The final opportunity he listed was the possibility of growing the domestic demand for shrimp, stating that he could envisage shrimp and chicken reaching price parity in 5-10 years.
“In Venezuela it’s not an everyday protein, it’s not an everyday meal – people are eating 30 times, maybe 100 times, more chicken than shrimp. But we think we can change that – it’s getting every day more efficient, it’s a very new industry and we’re working on a goal to get consumption up from 200 g [per year] to 3.5 kilos. And I think it can be replicated in a lot of countries. I know Ecuador are doing their thing to get consumption up, I know India has to do it, and I think it’s something we can do fairly easily in our little corner of the world,” he argued.

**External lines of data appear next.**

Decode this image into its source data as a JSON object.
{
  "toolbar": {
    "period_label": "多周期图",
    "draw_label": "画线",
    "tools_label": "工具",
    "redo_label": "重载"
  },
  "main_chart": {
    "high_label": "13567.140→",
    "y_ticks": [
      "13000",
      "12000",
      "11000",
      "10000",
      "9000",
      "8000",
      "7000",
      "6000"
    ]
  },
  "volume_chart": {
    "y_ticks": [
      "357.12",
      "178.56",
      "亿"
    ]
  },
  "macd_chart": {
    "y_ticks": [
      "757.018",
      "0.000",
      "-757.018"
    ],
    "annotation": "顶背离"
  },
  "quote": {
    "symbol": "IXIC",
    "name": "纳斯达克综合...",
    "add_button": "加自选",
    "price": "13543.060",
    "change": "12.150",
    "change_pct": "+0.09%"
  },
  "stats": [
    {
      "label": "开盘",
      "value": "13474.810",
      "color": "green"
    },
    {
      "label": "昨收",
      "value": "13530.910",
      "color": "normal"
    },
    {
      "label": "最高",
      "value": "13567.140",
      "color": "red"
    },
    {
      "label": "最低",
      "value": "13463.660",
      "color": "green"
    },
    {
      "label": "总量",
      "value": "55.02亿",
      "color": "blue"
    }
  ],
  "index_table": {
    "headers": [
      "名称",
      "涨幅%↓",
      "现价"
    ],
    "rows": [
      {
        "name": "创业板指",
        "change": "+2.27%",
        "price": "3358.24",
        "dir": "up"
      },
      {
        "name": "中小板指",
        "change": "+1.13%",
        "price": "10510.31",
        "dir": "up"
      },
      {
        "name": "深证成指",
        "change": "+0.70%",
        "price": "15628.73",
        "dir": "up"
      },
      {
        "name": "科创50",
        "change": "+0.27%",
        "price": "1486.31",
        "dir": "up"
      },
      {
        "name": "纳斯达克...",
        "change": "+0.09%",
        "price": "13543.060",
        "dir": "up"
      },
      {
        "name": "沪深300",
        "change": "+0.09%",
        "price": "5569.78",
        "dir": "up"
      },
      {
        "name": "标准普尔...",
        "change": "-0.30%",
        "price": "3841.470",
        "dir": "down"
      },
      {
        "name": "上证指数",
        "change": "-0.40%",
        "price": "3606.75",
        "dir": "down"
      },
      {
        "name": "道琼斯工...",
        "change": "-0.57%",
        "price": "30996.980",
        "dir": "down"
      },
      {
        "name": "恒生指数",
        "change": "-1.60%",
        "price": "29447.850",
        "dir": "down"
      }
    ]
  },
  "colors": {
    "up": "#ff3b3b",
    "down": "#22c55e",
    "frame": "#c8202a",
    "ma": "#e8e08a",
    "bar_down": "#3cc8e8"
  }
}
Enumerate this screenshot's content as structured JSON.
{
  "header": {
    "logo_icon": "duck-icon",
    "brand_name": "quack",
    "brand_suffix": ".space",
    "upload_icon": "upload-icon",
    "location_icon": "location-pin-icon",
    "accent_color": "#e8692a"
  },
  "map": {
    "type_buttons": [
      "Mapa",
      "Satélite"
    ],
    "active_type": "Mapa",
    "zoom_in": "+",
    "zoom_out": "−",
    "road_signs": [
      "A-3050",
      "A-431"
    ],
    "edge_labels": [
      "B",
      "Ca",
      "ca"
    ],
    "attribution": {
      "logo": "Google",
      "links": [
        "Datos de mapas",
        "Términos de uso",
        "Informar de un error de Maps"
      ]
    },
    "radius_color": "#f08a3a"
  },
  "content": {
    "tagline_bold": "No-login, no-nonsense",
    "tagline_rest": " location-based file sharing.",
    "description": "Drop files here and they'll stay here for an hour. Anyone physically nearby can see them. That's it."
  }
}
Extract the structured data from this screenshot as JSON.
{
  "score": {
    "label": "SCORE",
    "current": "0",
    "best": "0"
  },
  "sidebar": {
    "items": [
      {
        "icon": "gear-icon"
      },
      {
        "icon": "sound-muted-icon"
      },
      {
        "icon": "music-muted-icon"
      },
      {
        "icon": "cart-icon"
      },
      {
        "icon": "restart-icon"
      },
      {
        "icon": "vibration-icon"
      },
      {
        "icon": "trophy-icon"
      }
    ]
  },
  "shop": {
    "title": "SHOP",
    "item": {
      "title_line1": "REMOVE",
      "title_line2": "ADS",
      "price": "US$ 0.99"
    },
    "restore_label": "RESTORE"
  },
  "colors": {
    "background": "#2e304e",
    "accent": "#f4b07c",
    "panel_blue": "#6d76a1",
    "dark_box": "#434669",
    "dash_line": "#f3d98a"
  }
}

Remarkably, given their proximity to North America, Rincón explained that 80 percent of the country’s shrimp sales were going to Europe.
“Our main market segments in Europe are the cooking lines – they like the colour, they like the size, they like the constant supply. They like that you can close business for a whole year – they’re not dealing with traders, they’re not dealing with spot sale, contract pricing that we can stand behind really works well with the European consumers,” he stated.
“The means we’re only doing 12 percent to China, 5 percent to the US – these are some of the biggest markets in the world and we’re really looking to grow in the next couple of years and we need somewhere to go with that shrimp. For us those are the big growth opportunities in the next 5-10 years. Markets where we’re not very present and we’re not very felt, but we think we can do a better job penetrating,” Rincón added.
On a mission
Other elements of Rincón's presentation included his firm belief in the value of certification by the likes of ASC, and the company’s mission to generate jobs in a country with extremely high levels of unemployment.
As he pointed out, the company currently employs around 10,000 people.
“We try to make this an industry that can grow with the people and help them have a future inside the country. Venezuela has lost maybe 5 million people out of 27 [million] in the last 10 years to neighbouring countries, to the US, to Europe. Slowly but surely we’re trying to get that back and I think we can. It’s a very productive country with a lot of opportunities,” Rincón observed.